Graham Currie writes on Linked-In (19/4/15):
"Traffic congestion is now widely recognized as a major and growing urban transportation problem. In Australia congestion costs $Aust 9.4 B p.a. and is expected to rise to $Aust 20.4 B by 2020. Public transport can carry large volumes of passengers in a more efficient use of time and space in congested areas. The car is also said to have significant negative social impacts on urban liveability including the separation of urban communities by busy roads and impacts on social disadvantage. Public transport, if well designed, is said to create more liveable and inclusive communities. Research has established strong links between physical activity and health with car travel acting to encourage less active lifestyles. Public transport use involves more physical activity compared to car travel suggesting health benefits from increased ridership.
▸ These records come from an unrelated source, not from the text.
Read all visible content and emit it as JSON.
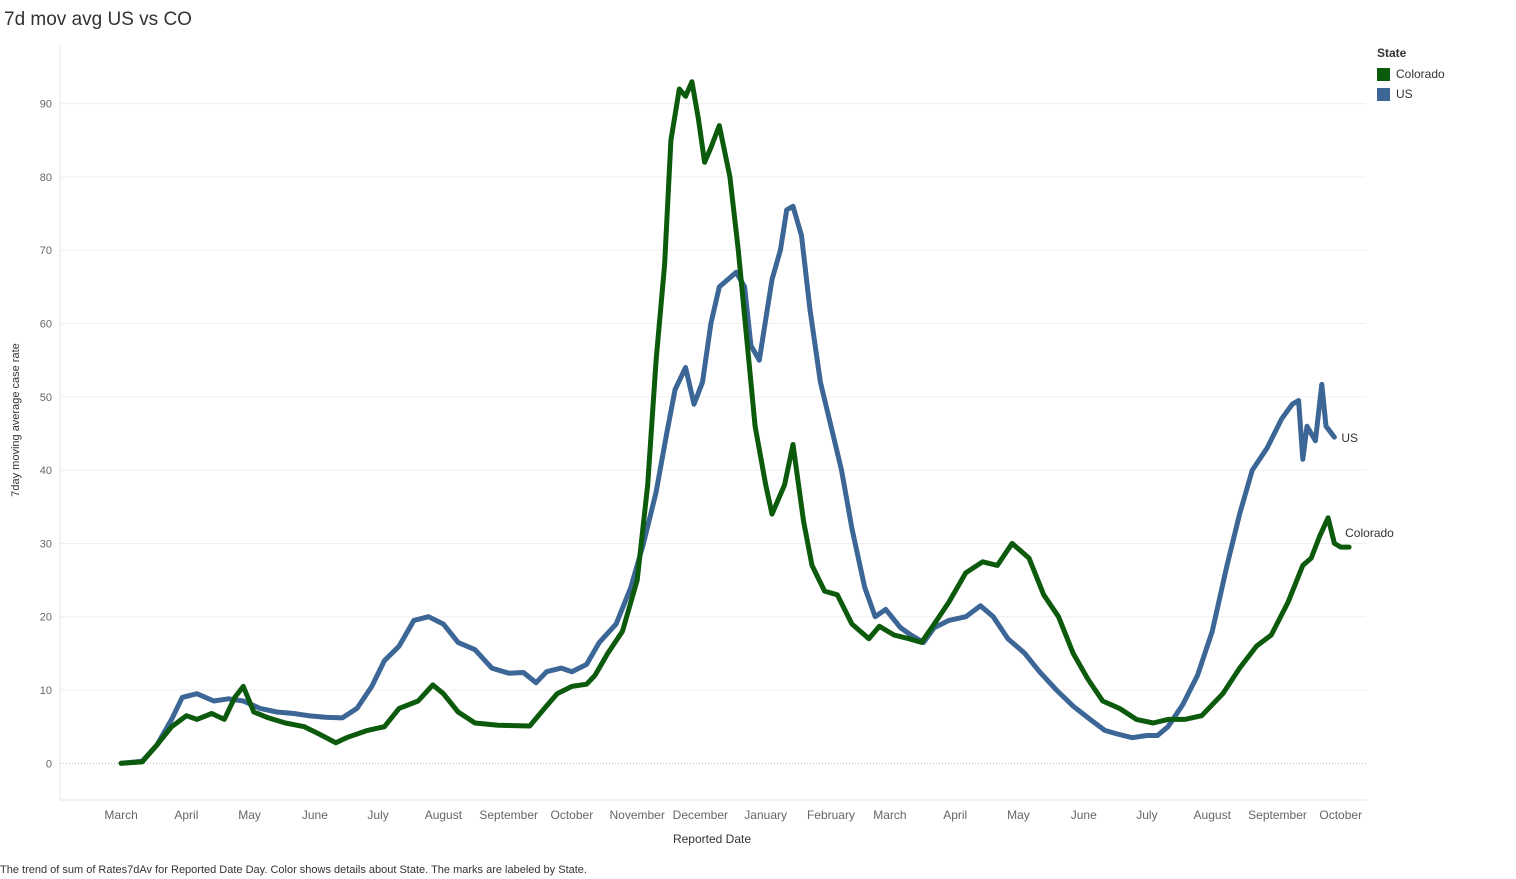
{
  "title": "7d mov avg US vs CO",
  "caption": "The trend of sum of Rates7dAv for Reported Date Day.  Color shows details about State.  The marks are labeled by State.",
  "legend": {
    "title": "State",
    "items": [
      {
        "label": "Colorado",
        "color": "#0c5a0c"
      },
      {
        "label": "US",
        "color": "#3b6695"
      }
    ]
  },
  "chart_data": {
    "type": "line",
    "xlabel": "Reported Date",
    "ylabel": "7day moving average case rate",
    "ylim": [
      -5,
      98
    ],
    "y_ticks": [
      0,
      10,
      20,
      30,
      40,
      50,
      60,
      70,
      80,
      90
    ],
    "x_range": [
      "2020-02-15",
      "2021-10-27"
    ],
    "x_ticks": [
      {
        "label": "March",
        "date": "2020-03-15"
      },
      {
        "label": "April",
        "date": "2020-04-15"
      },
      {
        "label": "May",
        "date": "2020-05-15"
      },
      {
        "label": "June",
        "date": "2020-06-15"
      },
      {
        "label": "July",
        "date": "2020-07-15"
      },
      {
        "label": "August",
        "date": "2020-08-15"
      },
      {
        "label": "September",
        "date": "2020-09-15"
      },
      {
        "label": "October",
        "date": "2020-10-15"
      },
      {
        "label": "November",
        "date": "2020-11-15"
      },
      {
        "label": "December",
        "date": "2020-12-15"
      },
      {
        "label": "January",
        "date": "2021-01-15"
      },
      {
        "label": "February",
        "date": "2021-02-15"
      },
      {
        "label": "March",
        "date": "2021-03-15"
      },
      {
        "label": "April",
        "date": "2021-04-15"
      },
      {
        "label": "May",
        "date": "2021-05-15"
      },
      {
        "label": "June",
        "date": "2021-06-15"
      },
      {
        "label": "July",
        "date": "2021-07-15"
      },
      {
        "label": "August",
        "date": "2021-08-15"
      },
      {
        "label": "September",
        "date": "2021-09-15"
      },
      {
        "label": "October",
        "date": "2021-10-15"
      }
    ],
    "series": [
      {
        "name": "Colorado",
        "color": "#0c5a0c",
        "end_label": "Colorado",
        "points": [
          [
            "2020-03-15",
            0
          ],
          [
            "2020-03-25",
            0.2
          ],
          [
            "2020-04-01",
            2.5
          ],
          [
            "2020-04-08",
            5
          ],
          [
            "2020-04-15",
            6.5
          ],
          [
            "2020-04-20",
            6
          ],
          [
            "2020-04-27",
            6.8
          ],
          [
            "2020-05-03",
            6
          ],
          [
            "2020-05-08",
            9
          ],
          [
            "2020-05-12",
            10.5
          ],
          [
            "2020-05-17",
            7
          ],
          [
            "2020-05-24",
            6.2
          ],
          [
            "2020-06-01",
            5.5
          ],
          [
            "2020-06-10",
            5
          ],
          [
            "2020-06-17",
            4
          ],
          [
            "2020-06-25",
            2.8
          ],
          [
            "2020-06-30",
            3.5
          ],
          [
            "2020-07-10",
            4.5
          ],
          [
            "2020-07-18",
            5
          ],
          [
            "2020-07-25",
            7.5
          ],
          [
            "2020-08-03",
            8.5
          ],
          [
            "2020-08-10",
            10.7
          ],
          [
            "2020-08-15",
            9.5
          ],
          [
            "2020-08-22",
            7
          ],
          [
            "2020-08-30",
            5.5
          ],
          [
            "2020-09-10",
            5.2
          ],
          [
            "2020-09-25",
            5.1
          ],
          [
            "2020-10-02",
            7.5
          ],
          [
            "2020-10-08",
            9.5
          ],
          [
            "2020-10-15",
            10.5
          ],
          [
            "2020-10-22",
            10.8
          ],
          [
            "2020-10-26",
            12
          ],
          [
            "2020-11-01",
            15
          ],
          [
            "2020-11-08",
            18
          ],
          [
            "2020-11-15",
            25
          ],
          [
            "2020-11-20",
            38
          ],
          [
            "2020-11-24",
            55
          ],
          [
            "2020-11-28",
            68
          ],
          [
            "2020-12-01",
            85
          ],
          [
            "2020-12-05",
            92
          ],
          [
            "2020-12-08",
            91
          ],
          [
            "2020-12-11",
            93
          ],
          [
            "2020-12-14",
            88
          ],
          [
            "2020-12-17",
            82
          ],
          [
            "2020-12-20",
            84
          ],
          [
            "2020-12-24",
            87
          ],
          [
            "2020-12-29",
            80
          ],
          [
            "2021-01-02",
            70
          ],
          [
            "2021-01-06",
            58
          ],
          [
            "2021-01-10",
            46
          ],
          [
            "2021-01-15",
            38
          ],
          [
            "2021-01-18",
            34
          ],
          [
            "2021-01-24",
            38
          ],
          [
            "2021-01-28",
            43.5
          ],
          [
            "2021-02-02",
            33
          ],
          [
            "2021-02-06",
            27
          ],
          [
            "2021-02-12",
            23.5
          ],
          [
            "2021-02-18",
            23
          ],
          [
            "2021-02-25",
            19
          ],
          [
            "2021-03-05",
            17
          ],
          [
            "2021-03-10",
            18.7
          ],
          [
            "2021-03-17",
            17.5
          ],
          [
            "2021-03-24",
            17
          ],
          [
            "2021-03-30",
            16.5
          ],
          [
            "2021-04-05",
            19
          ],
          [
            "2021-04-12",
            22
          ],
          [
            "2021-04-20",
            26
          ],
          [
            "2021-04-28",
            27.5
          ],
          [
            "2021-05-05",
            27
          ],
          [
            "2021-05-12",
            30
          ],
          [
            "2021-05-20",
            28
          ],
          [
            "2021-05-27",
            23
          ],
          [
            "2021-06-03",
            20
          ],
          [
            "2021-06-10",
            15
          ],
          [
            "2021-06-17",
            11.5
          ],
          [
            "2021-06-24",
            8.5
          ],
          [
            "2021-07-02",
            7.5
          ],
          [
            "2021-07-10",
            6
          ],
          [
            "2021-07-18",
            5.5
          ],
          [
            "2021-07-25",
            6
          ],
          [
            "2021-08-02",
            6
          ],
          [
            "2021-08-10",
            6.5
          ],
          [
            "2021-08-20",
            9.5
          ],
          [
            "2021-08-28",
            13
          ],
          [
            "2021-09-05",
            16
          ],
          [
            "2021-09-12",
            17.5
          ],
          [
            "2021-09-20",
            22
          ],
          [
            "2021-09-27",
            27
          ],
          [
            "2021-10-01",
            28
          ],
          [
            "2021-10-05",
            31
          ],
          [
            "2021-10-09",
            33.5
          ],
          [
            "2021-10-12",
            30
          ],
          [
            "2021-10-15",
            29.5
          ],
          [
            "2021-10-19",
            29.5
          ]
        ]
      },
      {
        "name": "US",
        "color": "#3b6695",
        "end_label": "US",
        "points": [
          [
            "2020-03-15",
            0
          ],
          [
            "2020-03-25",
            0.3
          ],
          [
            "2020-04-01",
            2.5
          ],
          [
            "2020-04-08",
            6
          ],
          [
            "2020-04-13",
            9
          ],
          [
            "2020-04-20",
            9.5
          ],
          [
            "2020-04-28",
            8.5
          ],
          [
            "2020-05-05",
            8.8
          ],
          [
            "2020-05-12",
            8.5
          ],
          [
            "2020-05-20",
            7.5
          ],
          [
            "2020-05-28",
            7
          ],
          [
            "2020-06-05",
            6.8
          ],
          [
            "2020-06-12",
            6.5
          ],
          [
            "2020-06-20",
            6.3
          ],
          [
            "2020-06-28",
            6.2
          ],
          [
            "2020-07-05",
            7.5
          ],
          [
            "2020-07-12",
            10.5
          ],
          [
            "2020-07-18",
            14
          ],
          [
            "2020-07-25",
            16
          ],
          [
            "2020-08-01",
            19.5
          ],
          [
            "2020-08-08",
            20
          ],
          [
            "2020-08-15",
            19
          ],
          [
            "2020-08-22",
            16.5
          ],
          [
            "2020-08-30",
            15.5
          ],
          [
            "2020-09-07",
            13
          ],
          [
            "2020-09-15",
            12.3
          ],
          [
            "2020-09-22",
            12.4
          ],
          [
            "2020-09-28",
            11
          ],
          [
            "2020-10-03",
            12.5
          ],
          [
            "2020-10-10",
            13
          ],
          [
            "2020-10-15",
            12.5
          ],
          [
            "2020-10-22",
            13.5
          ],
          [
            "2020-10-28",
            16.5
          ],
          [
            "2020-11-05",
            19
          ],
          [
            "2020-11-12",
            24
          ],
          [
            "2020-11-18",
            30
          ],
          [
            "2020-11-24",
            37
          ],
          [
            "2020-11-29",
            45
          ],
          [
            "2020-12-03",
            51
          ],
          [
            "2020-12-08",
            54
          ],
          [
            "2020-12-12",
            49
          ],
          [
            "2020-12-16",
            52
          ],
          [
            "2020-12-20",
            60
          ],
          [
            "2020-12-24",
            65
          ],
          [
            "2020-12-28",
            66
          ],
          [
            "2021-01-01",
            67
          ],
          [
            "2021-01-05",
            65
          ],
          [
            "2021-01-08",
            57
          ],
          [
            "2021-01-12",
            55
          ],
          [
            "2021-01-18",
            66
          ],
          [
            "2021-01-22",
            70
          ],
          [
            "2021-01-25",
            75.5
          ],
          [
            "2021-01-28",
            76
          ],
          [
            "2021-02-01",
            72
          ],
          [
            "2021-02-05",
            62
          ],
          [
            "2021-02-10",
            52
          ],
          [
            "2021-02-15",
            46
          ],
          [
            "2021-02-20",
            40
          ],
          [
            "2021-02-25",
            32
          ],
          [
            "2021-03-03",
            24
          ],
          [
            "2021-03-08",
            20
          ],
          [
            "2021-03-13",
            21
          ],
          [
            "2021-03-20",
            18.5
          ],
          [
            "2021-03-25",
            17.5
          ],
          [
            "2021-03-31",
            16.5
          ],
          [
            "2021-04-05",
            18.5
          ],
          [
            "2021-04-12",
            19.5
          ],
          [
            "2021-04-20",
            20
          ],
          [
            "2021-04-27",
            21.5
          ],
          [
            "2021-05-03",
            20
          ],
          [
            "2021-05-10",
            17
          ],
          [
            "2021-05-18",
            15
          ],
          [
            "2021-05-25",
            12.5
          ],
          [
            "2021-06-02",
            10
          ],
          [
            "2021-06-10",
            7.8
          ],
          [
            "2021-06-18",
            6
          ],
          [
            "2021-06-25",
            4.5
          ],
          [
            "2021-07-01",
            4
          ],
          [
            "2021-07-08",
            3.5
          ],
          [
            "2021-07-15",
            3.8
          ],
          [
            "2021-07-20",
            3.8
          ],
          [
            "2021-07-25",
            5
          ],
          [
            "2021-08-01",
            8
          ],
          [
            "2021-08-08",
            12
          ],
          [
            "2021-08-15",
            18
          ],
          [
            "2021-08-22",
            27
          ],
          [
            "2021-08-28",
            34
          ],
          [
            "2021-09-03",
            40
          ],
          [
            "2021-09-10",
            43
          ],
          [
            "2021-09-17",
            47
          ],
          [
            "2021-09-22",
            49
          ],
          [
            "2021-09-25",
            49.5
          ],
          [
            "2021-09-27",
            41.5
          ],
          [
            "2021-09-29",
            46
          ],
          [
            "2021-10-03",
            44
          ],
          [
            "2021-10-06",
            51.7
          ],
          [
            "2021-10-08",
            46
          ],
          [
            "2021-10-12",
            44.5
          ]
        ]
      }
    ]
  }
}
"Transport, mainly private car travel, is the only sector of the UK economy for which environmental emissions in 2007 are higher than in 1990 . They are also increasing in Australia and remain a major focus of concerns for greenhouse gas and climate change. Public transport, particularly rail transit, is a much more efficient means of carrying large volumes of passenger with smaller environmental impacts. Motorised transport is over 95% dependent on oil and accounts for almost half of world use of oil. There is a growing consensus that oil reserves are falling and that the costs of transport will increase as a result. These issues suggest significant risks associated with car dependent transport futures and much efficiency and sustainability about encouraging public transport use into the future."